SSH tunnels allow secure access to remote services through encrypted connections. They leverage existing SSH infrastructure, require no extra software, and can expose services that are otherwise only accessible from internal networks. They practically replace VPNs for simple scenarios like accessing databases, web applications, or admin interfaces behind a firewall.
Local forwarding¶
ssh -L 5433:localhost:5432 user@db-server
ssh -L 8080:internal-app:80 user@bastion
Local forwarding opens a port on your local machine and routes traffic through SSH to the target server. The first example makes PostgreSQL on the db-server available as localhost:5433. The second example exposes an internal application through a bastion host. The advantage is that the target service does not need to be reachable from the internet — it only needs to be accessible from the SSH server.
Remote forwarding¶
ssh -R 8080:localhost:3000 user@public-server
Remote forwarding works in reverse — it exposes a local service through a remote server. Typical use case: you have a development server behind NAT and want to temporarily share it with a colleague via a public server. Port 3000 on your machine becomes available as port 8080 on the public server.
Dynamic (SOCKS)¶
ssh -D 1080 user@ssh-server
curl --socks5 localhost:1080 http://internal.local
Dynamic forwarding creates a SOCKS proxy through which any traffic can be routed. A browser or application configured to use SOCKS proxy localhost:1080 will access the network from the SSH server’s perspective. Useful for accessing an entire internal network without creating a separate tunnel for each service.
Jump host¶
ssh -J bastion user@internal-server
# ~/.ssh/config
Host internal-\*
ProxyJump bastion
A jump host (bastion) acts as an intermediary for accessing internal networks.

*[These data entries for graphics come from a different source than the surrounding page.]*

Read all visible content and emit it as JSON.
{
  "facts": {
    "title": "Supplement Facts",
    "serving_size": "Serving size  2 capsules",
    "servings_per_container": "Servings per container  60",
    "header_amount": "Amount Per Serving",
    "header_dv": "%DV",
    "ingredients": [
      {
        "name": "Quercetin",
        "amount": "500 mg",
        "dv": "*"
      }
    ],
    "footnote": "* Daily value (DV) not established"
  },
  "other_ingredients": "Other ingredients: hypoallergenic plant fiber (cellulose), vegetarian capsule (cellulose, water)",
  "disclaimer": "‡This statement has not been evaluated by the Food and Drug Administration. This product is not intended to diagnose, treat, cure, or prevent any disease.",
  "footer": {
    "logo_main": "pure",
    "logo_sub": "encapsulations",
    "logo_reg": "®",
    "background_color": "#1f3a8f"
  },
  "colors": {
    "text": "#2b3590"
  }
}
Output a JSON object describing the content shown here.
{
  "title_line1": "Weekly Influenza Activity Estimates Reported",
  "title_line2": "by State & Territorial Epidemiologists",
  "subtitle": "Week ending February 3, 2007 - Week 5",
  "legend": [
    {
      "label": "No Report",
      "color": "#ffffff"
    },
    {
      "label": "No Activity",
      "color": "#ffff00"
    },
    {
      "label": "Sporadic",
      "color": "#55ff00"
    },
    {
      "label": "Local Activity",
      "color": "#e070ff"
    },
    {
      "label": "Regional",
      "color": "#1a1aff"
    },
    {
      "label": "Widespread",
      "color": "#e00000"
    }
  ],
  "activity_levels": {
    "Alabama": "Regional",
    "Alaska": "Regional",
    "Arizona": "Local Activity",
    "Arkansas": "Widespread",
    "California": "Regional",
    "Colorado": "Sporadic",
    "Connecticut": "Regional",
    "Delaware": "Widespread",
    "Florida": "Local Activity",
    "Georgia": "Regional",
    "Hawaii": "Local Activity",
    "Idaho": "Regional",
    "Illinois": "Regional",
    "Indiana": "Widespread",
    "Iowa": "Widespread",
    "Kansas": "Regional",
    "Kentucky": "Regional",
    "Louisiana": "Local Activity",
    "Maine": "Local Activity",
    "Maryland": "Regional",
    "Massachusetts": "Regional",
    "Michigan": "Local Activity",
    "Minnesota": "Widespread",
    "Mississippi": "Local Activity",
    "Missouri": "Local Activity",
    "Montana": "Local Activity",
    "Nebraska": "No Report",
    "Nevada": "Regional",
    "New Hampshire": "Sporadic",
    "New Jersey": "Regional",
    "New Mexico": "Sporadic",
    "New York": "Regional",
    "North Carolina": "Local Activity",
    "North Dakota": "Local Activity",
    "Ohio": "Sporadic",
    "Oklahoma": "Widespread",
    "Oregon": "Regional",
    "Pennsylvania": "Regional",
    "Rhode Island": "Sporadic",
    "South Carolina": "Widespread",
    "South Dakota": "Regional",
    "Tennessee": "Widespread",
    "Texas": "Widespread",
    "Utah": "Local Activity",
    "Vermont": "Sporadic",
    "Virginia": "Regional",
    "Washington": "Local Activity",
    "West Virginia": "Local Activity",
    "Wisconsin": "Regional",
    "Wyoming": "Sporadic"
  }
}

SSH config with ProxyJump enables transparent connections through the bastion — just ssh internal-server and SSH automatically routes through the bastion.
Persistent Tunnels¶
autossh -M 0 -f -N -L 5433:localhost:5432 user@db-server
For production use, autossh is essential — it automatically restarts the tunnel when the connection drops. Alternatively, create a systemd service unit for a persistent tunnel with automatic restart and logging.
SSH Tunnels = Secure Access¶
For simple scenarios, SSH tunnels replace VPNs. For more complex topologies or team-wide access, consider WireGuard or Tailscale.